Publicação: “Público” Data: 10 de Julho de 2016 Campeonato Nacional 2016 Taça de Portugal 2016 Provas
|
CAMPEONATO
NACIONAL E TAÇA DE PORTUGAL 2016 PROVA Nº 6 (PARTE II) AS ASAS DA VÉNUS DE MILO Autor: Búfalos
Associados Pelas seis e meia
da tarde, o 112 recebeu de um tal Raul Beleza um pedido de socorro para a
moradia de D. Lina de Freitas, onde ela fora encontrada sem vida ao fundo das
escadas do interior de sua casa. Deixara na queda vestígios de sangue nos
degraus e nas paredes, provenientes sobretudo de uma grande ferida visível na
nuca. A entrada na casa
fazia-se directamente para uma grande sala que, por
uma escada de tiro de 15 degraus, comunicava com o andar de cima onde se
situava o escritório.

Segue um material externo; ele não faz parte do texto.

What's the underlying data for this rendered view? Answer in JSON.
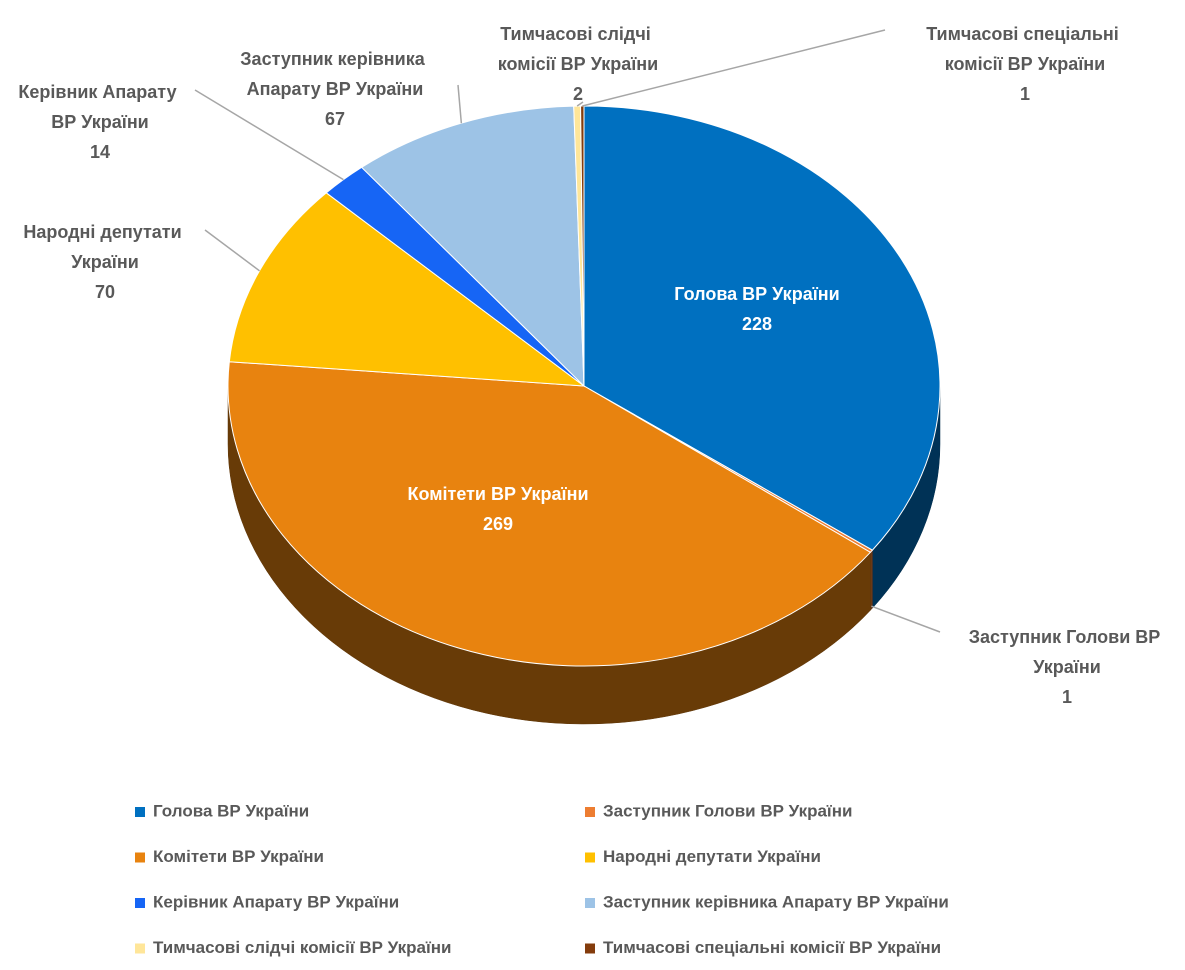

Não havia qualquer telefone fixo e D. Lina não usava
telemóvel. A casa era isolada, rodeada por um pequeno jardim e situada num
pequeno beco mal iluminado, sem saída e terminando num alto muro. Das
investigações realizadas o inspector Garrett apurou
os seguintes dados: – D. Lina vivia
sozinha, era viúva de um rico industrial do norte e dedicava-se há alguns
anos a emprestar largas quantias em dinheiro, a troco da entrega de objectos de valor (jóias, obras
de arte, etc.) cobrando elevados juros. Tudo era feito em dinheiro e sem
recibos. Para aquele domingo de Dezembro tinha convocado pelo correio os
quatro maiores devedores com o intuito de lhes fazer um ultimato, pois há
muito já que os prazos tinham expirado e os juros atingiam montantes
importantes. – No escritório,
sobre a secretária, foi encontrado um papel com a ordem das entrevistas: às
15 horas Amílcar Santos, às 16 Raul Beleza, às 17 Luís
Gomes e às 18 Daniel Aldeia. Garrett apurou que os quatro homens não
se conheciam entre si e ao ser-lhes perguntado, em separado, como correra a
conversa, declararam: – Amílcar disse
ter chegado à hora aprazada e que a conversa com D. Lina fora rápida.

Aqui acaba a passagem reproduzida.